O Bem Viver – Uma oportunidade para imaginar outros mundos propõe a construção de novas realidades políticas, econômicas e sociais a partir de uma ruptura radical com as noções de “progresso” e “desenvolvimento”, que são pautadas pela acumulação de bens e capital, pelo crescimento infinito e pela exploração inclemente dos recursos naturais – o que, como demonstram os climatologistas, está colocando em risco a sobrevivência dos próprios seres humanos sobre a Terra.

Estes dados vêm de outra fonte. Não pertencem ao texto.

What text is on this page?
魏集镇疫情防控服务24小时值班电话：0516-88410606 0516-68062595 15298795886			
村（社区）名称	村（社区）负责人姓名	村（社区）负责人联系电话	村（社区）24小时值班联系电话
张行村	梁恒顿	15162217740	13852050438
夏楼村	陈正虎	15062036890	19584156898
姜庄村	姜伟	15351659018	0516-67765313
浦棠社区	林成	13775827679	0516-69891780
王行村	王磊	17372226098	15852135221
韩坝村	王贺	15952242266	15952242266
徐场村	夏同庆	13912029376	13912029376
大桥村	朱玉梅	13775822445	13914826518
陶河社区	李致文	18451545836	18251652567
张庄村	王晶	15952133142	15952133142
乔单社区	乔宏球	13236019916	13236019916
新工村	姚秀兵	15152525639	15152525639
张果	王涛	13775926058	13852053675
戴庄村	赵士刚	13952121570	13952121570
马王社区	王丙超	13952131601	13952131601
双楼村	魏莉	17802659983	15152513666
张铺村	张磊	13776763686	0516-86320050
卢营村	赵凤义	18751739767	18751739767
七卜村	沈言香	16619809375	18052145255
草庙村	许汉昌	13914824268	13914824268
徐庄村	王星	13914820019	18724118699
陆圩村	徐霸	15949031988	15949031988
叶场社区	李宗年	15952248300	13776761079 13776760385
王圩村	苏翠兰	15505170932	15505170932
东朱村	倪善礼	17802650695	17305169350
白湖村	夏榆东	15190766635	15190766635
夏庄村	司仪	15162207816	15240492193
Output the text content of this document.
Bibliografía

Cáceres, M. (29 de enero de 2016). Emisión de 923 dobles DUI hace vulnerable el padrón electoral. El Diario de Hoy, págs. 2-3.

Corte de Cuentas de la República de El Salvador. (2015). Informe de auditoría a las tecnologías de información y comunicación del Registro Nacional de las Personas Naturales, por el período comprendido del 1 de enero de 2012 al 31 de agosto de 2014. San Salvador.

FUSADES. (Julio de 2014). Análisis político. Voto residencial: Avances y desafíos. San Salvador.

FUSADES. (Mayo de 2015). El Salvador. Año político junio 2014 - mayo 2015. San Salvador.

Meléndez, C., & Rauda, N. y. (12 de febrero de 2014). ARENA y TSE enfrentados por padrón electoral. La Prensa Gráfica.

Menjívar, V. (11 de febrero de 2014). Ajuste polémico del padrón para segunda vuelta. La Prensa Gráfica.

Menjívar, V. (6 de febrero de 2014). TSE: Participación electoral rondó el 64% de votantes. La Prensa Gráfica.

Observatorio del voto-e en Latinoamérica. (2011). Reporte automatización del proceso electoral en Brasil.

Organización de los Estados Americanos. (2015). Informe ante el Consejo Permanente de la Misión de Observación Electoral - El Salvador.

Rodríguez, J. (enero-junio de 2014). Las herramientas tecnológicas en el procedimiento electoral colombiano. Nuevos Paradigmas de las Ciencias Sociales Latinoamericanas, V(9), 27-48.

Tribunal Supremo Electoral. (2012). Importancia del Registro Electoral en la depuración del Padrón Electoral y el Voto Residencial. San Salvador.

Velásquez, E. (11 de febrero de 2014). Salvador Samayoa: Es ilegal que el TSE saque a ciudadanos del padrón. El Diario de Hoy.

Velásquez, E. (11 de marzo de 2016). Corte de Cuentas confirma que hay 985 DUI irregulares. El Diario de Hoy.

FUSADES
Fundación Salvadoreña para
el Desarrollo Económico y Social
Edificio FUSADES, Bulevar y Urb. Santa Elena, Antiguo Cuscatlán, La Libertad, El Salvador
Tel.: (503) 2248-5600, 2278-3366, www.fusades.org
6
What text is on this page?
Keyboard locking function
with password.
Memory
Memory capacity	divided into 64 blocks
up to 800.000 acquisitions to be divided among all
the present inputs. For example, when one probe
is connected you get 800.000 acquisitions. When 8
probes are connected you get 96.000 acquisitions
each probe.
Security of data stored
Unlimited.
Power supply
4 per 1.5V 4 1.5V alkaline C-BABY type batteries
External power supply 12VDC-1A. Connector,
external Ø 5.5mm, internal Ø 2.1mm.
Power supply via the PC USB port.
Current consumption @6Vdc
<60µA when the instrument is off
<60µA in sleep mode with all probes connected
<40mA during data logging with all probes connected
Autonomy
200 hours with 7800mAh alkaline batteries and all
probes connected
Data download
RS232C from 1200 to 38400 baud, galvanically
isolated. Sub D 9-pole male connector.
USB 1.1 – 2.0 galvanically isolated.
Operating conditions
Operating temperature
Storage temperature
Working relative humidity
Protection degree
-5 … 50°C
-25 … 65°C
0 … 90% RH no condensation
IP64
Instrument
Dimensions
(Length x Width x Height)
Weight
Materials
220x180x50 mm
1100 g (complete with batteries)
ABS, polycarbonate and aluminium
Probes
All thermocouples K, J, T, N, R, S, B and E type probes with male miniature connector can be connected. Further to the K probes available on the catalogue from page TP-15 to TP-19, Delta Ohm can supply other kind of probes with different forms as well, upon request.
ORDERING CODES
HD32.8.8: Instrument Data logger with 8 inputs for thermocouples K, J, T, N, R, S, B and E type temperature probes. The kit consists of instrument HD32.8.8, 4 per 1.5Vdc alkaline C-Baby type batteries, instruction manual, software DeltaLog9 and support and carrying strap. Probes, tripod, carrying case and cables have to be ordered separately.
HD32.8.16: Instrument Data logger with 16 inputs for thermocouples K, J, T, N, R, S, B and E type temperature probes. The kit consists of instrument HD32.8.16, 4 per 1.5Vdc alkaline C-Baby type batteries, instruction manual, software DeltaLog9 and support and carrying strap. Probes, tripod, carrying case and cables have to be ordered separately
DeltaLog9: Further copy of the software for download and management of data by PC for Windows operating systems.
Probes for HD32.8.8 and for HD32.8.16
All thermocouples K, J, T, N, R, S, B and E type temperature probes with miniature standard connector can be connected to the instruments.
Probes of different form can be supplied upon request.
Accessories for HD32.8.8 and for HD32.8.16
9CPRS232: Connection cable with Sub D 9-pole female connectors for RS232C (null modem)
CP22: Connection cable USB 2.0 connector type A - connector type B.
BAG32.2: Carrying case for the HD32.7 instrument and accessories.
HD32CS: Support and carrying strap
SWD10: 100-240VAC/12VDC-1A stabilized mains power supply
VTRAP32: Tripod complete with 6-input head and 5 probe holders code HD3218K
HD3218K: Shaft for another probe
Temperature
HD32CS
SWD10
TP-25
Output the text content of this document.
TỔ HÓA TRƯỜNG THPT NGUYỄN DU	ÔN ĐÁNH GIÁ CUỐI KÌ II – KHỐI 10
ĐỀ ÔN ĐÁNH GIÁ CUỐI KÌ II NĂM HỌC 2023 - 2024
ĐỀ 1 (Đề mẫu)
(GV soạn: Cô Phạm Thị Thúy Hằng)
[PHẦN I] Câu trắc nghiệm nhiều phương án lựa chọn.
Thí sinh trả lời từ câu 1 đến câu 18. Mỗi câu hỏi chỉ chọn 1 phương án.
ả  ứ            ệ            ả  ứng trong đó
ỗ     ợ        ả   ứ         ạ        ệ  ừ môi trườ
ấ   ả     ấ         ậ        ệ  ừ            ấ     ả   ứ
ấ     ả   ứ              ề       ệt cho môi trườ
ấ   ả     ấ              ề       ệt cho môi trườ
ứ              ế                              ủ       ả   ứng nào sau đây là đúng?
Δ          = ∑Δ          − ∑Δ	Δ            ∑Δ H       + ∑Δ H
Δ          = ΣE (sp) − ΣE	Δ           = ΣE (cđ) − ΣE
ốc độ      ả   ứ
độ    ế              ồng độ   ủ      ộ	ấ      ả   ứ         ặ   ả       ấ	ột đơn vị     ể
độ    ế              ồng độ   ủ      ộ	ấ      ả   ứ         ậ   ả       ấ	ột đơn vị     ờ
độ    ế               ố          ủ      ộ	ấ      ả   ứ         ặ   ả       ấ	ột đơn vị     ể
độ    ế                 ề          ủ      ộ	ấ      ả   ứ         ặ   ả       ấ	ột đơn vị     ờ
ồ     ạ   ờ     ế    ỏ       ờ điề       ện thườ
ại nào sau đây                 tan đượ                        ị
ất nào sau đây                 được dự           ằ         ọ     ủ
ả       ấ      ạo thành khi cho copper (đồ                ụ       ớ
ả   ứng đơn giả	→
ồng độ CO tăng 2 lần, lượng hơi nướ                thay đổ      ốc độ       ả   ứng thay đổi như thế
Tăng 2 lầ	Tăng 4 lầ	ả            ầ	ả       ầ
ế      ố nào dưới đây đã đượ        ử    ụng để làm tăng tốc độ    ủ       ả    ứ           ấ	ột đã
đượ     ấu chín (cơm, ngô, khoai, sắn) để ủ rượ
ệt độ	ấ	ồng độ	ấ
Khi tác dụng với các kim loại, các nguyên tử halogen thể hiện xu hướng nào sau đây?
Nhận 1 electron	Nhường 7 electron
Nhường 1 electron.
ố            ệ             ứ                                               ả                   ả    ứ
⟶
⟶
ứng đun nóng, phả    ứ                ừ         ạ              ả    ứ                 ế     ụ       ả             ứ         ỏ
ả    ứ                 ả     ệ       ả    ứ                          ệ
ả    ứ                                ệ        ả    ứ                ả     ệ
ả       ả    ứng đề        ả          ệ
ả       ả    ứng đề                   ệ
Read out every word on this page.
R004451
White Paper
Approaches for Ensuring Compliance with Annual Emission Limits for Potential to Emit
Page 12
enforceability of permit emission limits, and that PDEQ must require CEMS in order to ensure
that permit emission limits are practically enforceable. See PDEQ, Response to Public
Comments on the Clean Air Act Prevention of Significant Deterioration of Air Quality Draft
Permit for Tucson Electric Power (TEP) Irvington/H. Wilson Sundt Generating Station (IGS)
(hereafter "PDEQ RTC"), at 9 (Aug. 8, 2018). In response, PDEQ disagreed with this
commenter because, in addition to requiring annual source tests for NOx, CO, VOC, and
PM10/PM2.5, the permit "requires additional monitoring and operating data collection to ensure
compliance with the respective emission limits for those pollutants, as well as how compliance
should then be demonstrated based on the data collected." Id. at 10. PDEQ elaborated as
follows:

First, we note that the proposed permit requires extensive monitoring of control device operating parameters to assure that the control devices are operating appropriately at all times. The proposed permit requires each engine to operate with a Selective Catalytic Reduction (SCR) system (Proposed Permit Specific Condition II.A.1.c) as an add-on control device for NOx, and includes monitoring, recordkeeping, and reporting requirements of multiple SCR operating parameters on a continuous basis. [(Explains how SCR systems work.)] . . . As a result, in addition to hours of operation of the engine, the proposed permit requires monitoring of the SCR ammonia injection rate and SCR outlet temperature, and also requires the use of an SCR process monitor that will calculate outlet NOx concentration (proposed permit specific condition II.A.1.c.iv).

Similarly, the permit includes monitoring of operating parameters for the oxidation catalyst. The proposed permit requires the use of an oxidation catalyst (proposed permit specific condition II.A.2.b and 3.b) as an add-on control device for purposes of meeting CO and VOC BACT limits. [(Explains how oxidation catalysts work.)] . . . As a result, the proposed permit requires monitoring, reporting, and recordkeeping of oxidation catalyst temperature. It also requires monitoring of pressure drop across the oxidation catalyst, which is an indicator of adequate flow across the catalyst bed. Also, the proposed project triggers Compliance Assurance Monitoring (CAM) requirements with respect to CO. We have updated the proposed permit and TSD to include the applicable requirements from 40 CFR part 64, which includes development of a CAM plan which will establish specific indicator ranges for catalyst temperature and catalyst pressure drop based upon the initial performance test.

Até agora não houve governo à direita ou à esquerda que não perseguisse o progresso e o desenvolvimento propagandeados pelos países centrais do capitalismo – e a grande maioria deles não conseguiu nem conseguirá alcançá-lo. De acordo com Acosta, nem mesmo as experiências socialistas do século 20 se desviaram desse caminho.

Os governos progressistas que no início do século 21 chegaram ao poder em boa parte da América Latina tampouco abandonaram a miragem do desenvolvimento. Pelo contrário, aprofundaram a dependência econômica de recursos naturais, com exportações crescentes de matéria-prima, muitas vezes às custas dos direitos dos povos tradicionais.

É o que tem ocorrido no Brasil, que, após uma série de tragédias sociais diuturnamente registradas nos rincões mais afastados do país e nas periferias das grandes cidades, assistiu em 2015 à pior catástrofe ambiental de sua história: o rompimento de uma barragem da mineradora Samarco, subsidiária da Vale, em Minas Gerais, resultando na morte do Rio Doce. A contaminação não é um acidente, mas uma mera consequência do extrativismo.

Acosta lembra que não é possível enriquecer, como apregoa a retórica desenvolvimentista, depredando o próprio patrimônio natural. E, ao reconhecer os avanços sociais obtidos pelos governos progressistas, explica que apenas repetiram as conhecidas formas de produtivismo e consumismo capitalista, sem promover mudanças estruturais nas esferas política, econômica ou social. Talvez por isso conservadorismo agora avance com força na região – como já aconteceu na Argentina, Paraguai, Chile e Venezuela, e está acontecendo no Brasil.

“Necessitamos outras formas de organização social e práticas políticas”, propõe o autor. “O Bem Viver é parte de uma longa busca de alternativas forjadas no calor das lutas indígenas e populares. São propostas invisibilizadas por muito tempo, que agora convidam a romper com conceitos assumidos como indiscutíveis. São ideias surgidas de grupos marginalizados, excluídos, explorados e até mesmo dizimados.”

Com uma linguagem simples e muitas referências a pensadores consagrados e contemporâneos, Alberto Acosta revisa a história política e econômica para explicar que o Bem Viver não se trata de mais uma alternativa de desenvolvimento – não é mais um “sobrenome” do desenvolvimento, tal qual “desenvolvimento humano”, “desenvolvimento sustentável” ou “etnodesenvolvimento”. É uma alternativa ao desenvolvimento. Uma fuga ao desenvolvimento.

“Mais do que nunca é imprescindível construir modos de vida baseados Direitos Humanos e nos Direitos da Natureza, que não sejam pautados pela acumulação do capital.”